“I can help you wash up,” Zac says without a single thread of shame at the brazen offer. “If you want.”
“I don’t think…” My lips part at images of Zac’s wet body next to mine in the water, the gentle way his fingers would sweep my skin like they did while looking after my ankle.
Zac drags his teeth over his lower lip, blinks down the length of my body. Shoulders rise and fall in one deep breath, and we might both be there. In that imaginary water, where my nails would dig into my palms, willing me to behave until we both finally snap and—
“No,” I say firmly, holding up a hand between us to drive the point home. My fingers are shaking and I hope he doesn’t notice. “You… you stay over there. Way over there. Far, far away. Over there.”
Smooth as ice, Mel.
Zac doesn’t have any trouble catching the drift of my alarm, and I wrench my eyes away the second I see his mouth shape into a playful smirk.
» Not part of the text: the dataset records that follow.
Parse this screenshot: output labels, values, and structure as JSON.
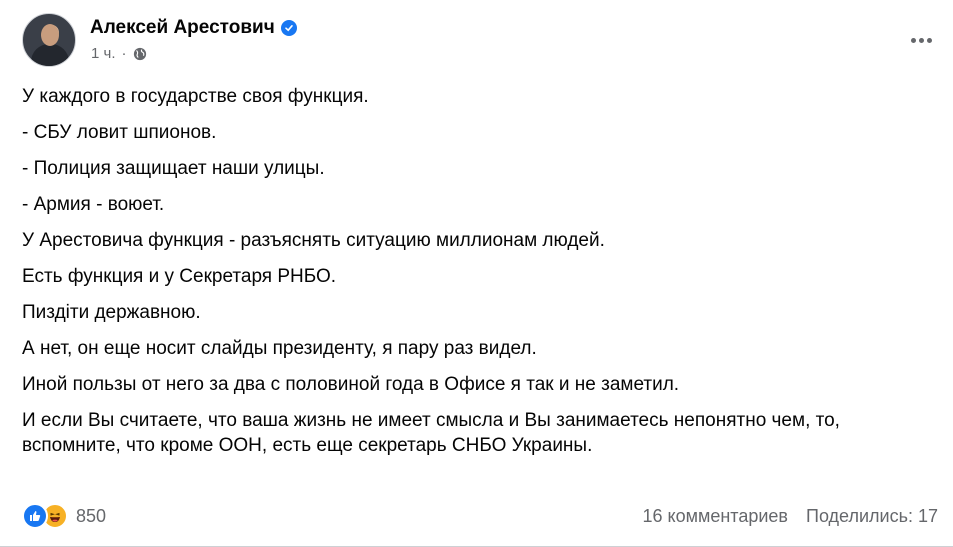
{
  "post": {
    "author": "Алексей Арестович",
    "time": "1 ч.",
    "separator": "·",
    "verified_icon": "verified-badge-icon",
    "privacy_icon": "globe-icon",
    "paragraphs": [
      "У каждого в государстве своя функция.",
      "- СБУ ловит шпионов.",
      "- Полиция защищает наши улицы.",
      "- Армия - воюет.",
      "У Арестовича функция - разъяснять ситуацию  миллионам людей.",
      "Есть функция и у Секретаря РНБО.",
      "Пиздіти державною.",
      "А нет, он еще носит слайды президенту, я пару раз видел.",
      "Иной пользы от него за два с половиной года в Офисе я так и не заметил.",
      "И если Вы считаете, что ваша жизнь не имеет смысла и Вы занимаетесь непонятно чем, то, вспомните, что кроме ООН, есть еще секретарь СНБО Украины."
    ]
  },
  "footer": {
    "reaction_count": "850",
    "comments": "16 комментариев",
    "shares": "Поделились: 17"
  },
  "colors": {
    "accent": "#1877f2",
    "secondary_text": "#65676b",
    "haha": "#f7b125"
  }
}
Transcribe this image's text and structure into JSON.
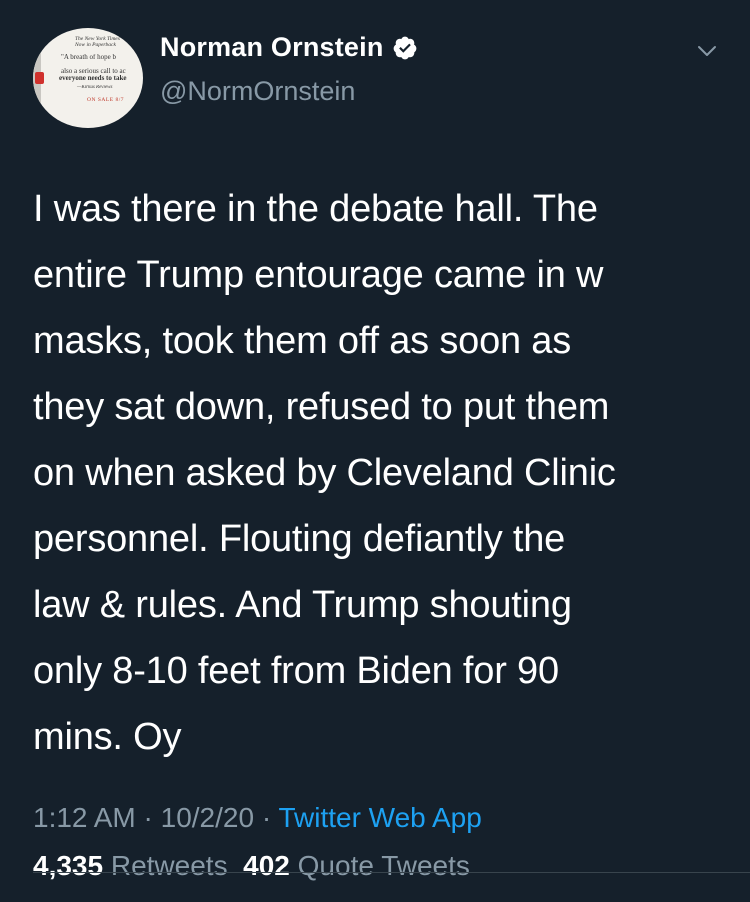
{
  "author": {
    "display_name": "Norman Ornstein",
    "handle": "@NormOrnstein",
    "verified": true,
    "avatar": {
      "line1": "The New York Times",
      "line2": "Now in Paperback",
      "line3": "\"A breath of hope b",
      "line4": "also a serious call to ac",
      "line5": "everyone needs to take",
      "line6": "—Kirkus Reviews",
      "line7": "ON SALE 8/7"
    }
  },
  "tweet": {
    "text": "I was there in the debate hall. The\nentire Trump entourage came in w\nmasks, took them off as soon as\nthey sat down, refused to put them\non when asked by Cleveland Clinic\npersonnel. Flouting defiantly the\nlaw & rules. And Trump shouting\nonly 8-10 feet from Biden for 90\nmins. Oy"
  },
  "meta": {
    "time": "1:12 AM",
    "separator": " · ",
    "date": "10/2/20",
    "source": "Twitter Web App"
  },
  "stats": {
    "retweets_count": "4,335",
    "retweets_label": "Retweets",
    "quotes_count": "402",
    "quotes_label": "Quote Tweets"
  },
  "colors": {
    "background": "#15202b",
    "primary_text": "#ffffff",
    "secondary_text": "#8899a6",
    "accent": "#1da1f2"
  }
}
“Don’t look at me like that while you’re… dressed like that.”
“I’m practically fully clothed. Yet you seem to be blushing, Clover.”
Oh, not the nickname, too. What’s this guy playing at?
I limp away. “Don’t come back to camp until you’re fully dry and—and clothed. Withpantson. There’ll be no funny business at this campsite. Mark my words.”
He doesn’t say a word. No, he does me one worse.
Zac lets out this soft, husky laugh. And I pick up speed before I do something really stupid.
* * *
I keep myself preoccupied all day.
Take down Brooks’s storm-crumpled tent. Limp around gathering firewood only to realize that Zac was right when he said everything is still far too wet and mud-covered to manage a fire. I drag a canvas chair down to the lake so that I can stare out at the water, rather than at the man I’ve been avoiding.
If there’s one thing about him, it’s that Zac takes a hint. He gives me a wide berth as the sun moves through the sky. Whenever I chance a glance over my shoulder from the shore, I find him still in his own chair, poring over a massive binder in his lap. Muttering to himself, scribbling things down on a yellow legal pad of paper. He sounded stressed, talking about work last night. But he really looks it now as he obsesses over whatever’s in that binder.
Thing is, stressed Zac is my weakness.
It’s always been—it was how our four-leaf clover ritual got started in the first place. Zac walks around with all the confidence in the world. But those moments when that swagger slips… There’s something so painful, even now, seeing him like this. His face isn’t meant to look anxious. His smile is just too damn good to go without, even though I’ve barely seen it all weekend.
That’s what has me rising from my chair now. My ankle’s slowly improved throughout the day, but my steps are still unsteady as I head for the tent I dismounted earlier. I don’t look, but I can feel Zac’s eyes follow me as I cross the camp site.
“I’m bored,” I announce. I hear the sound of Zac’s binder falling shut. “I found this inflatable canoe by Brooks’s tent. I think I’ll take it out.”
“Are you inviting me to take a canoe ride with you?” Zac arches a dark eyebrow from where he sits.
You need a rebound. Quick and dirty—
Shut up, Summer.
“I suppose I could allow it,” I say briskly. “If you inflated it and did most of the rowing, of course.”
He rises from his chair and shrinks the gap between us. “Are you trying to punish me for catching you staring earlier?”
How does he make his eyes twinkle like that? The nerve of him.
“I was staring in horror. It was like spotting the loch ness monster, emerging from a bubbling swamp.”
A laugh bursts out of him, setting off those laugh lines around his eyes. “I don’t think so. You haven’t looked me in the eye all day.”
Zac tips his head, all six feet and God knows how many inches of him looming over me. Making me feel the kind of small he could easily toss around, manhandle in the most knee-buckling way.